In late morning New York trading, the dollar was down against the yen . The euro also dropped versus the yen, down about half a percent.
A report that the U.S. trade deficit widened more than expected in November, to $63.1 billion, dragged the dollar lower against the yen, although investors remained focused on developments in the financial sector.
The euro rose to a fresh record high versus sterling.
Sterling dipped to a 10-month low against the dollar as weak industrial output data confirmed investor expectations that the Bank of England would cut rates next month after leaving them at 5.50 percent on Thursday.
The low-yielding Swiss franc rallied to 1-1/2 month highs versus the dollar and five-month peaks against the euro, though it subsequently retreated a little.
The euro was down against the dollar, slipping following sharp gains the previous session.
The dollar tumbled against the euro Thursday as comments by Federal Reserve Chairman Ben Bernanke suggested an aggressive half-percentage point rate cut at its meeting on interest rates later in the month.
Many analysts welcomed Bernanke's dovish stance, noting that a sharp easing of interest rates could prevent the U.S. economy from sliding into recession.

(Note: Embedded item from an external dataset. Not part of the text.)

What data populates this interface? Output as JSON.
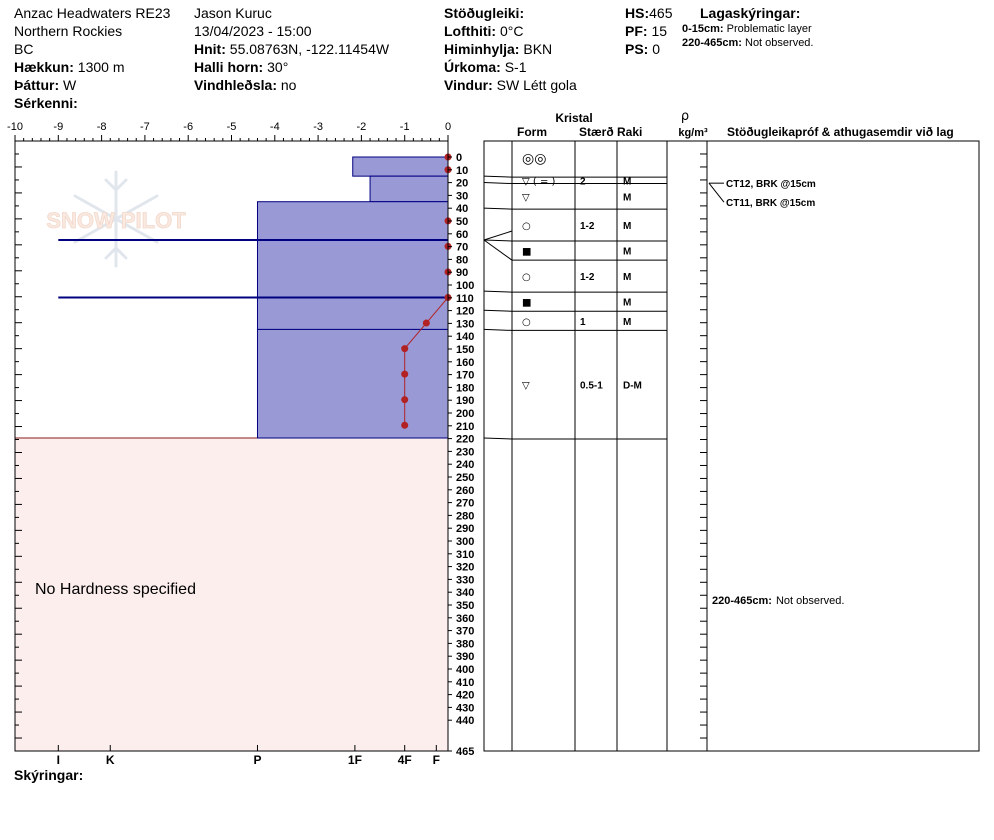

"If the Fed continues to act in a decisive and timely way as promised, then the doom and gloom scenario could get scotched," said Bear Stearns in its latest research note.
"There should be some light at the end of the tunnel for the markets," it added.
The rate futures market has now fully priced in a 50 basis point cut in the fed funds rate to 3.75 percent, and also an 8 percent chance the Fed could lower rates by 75 basis points.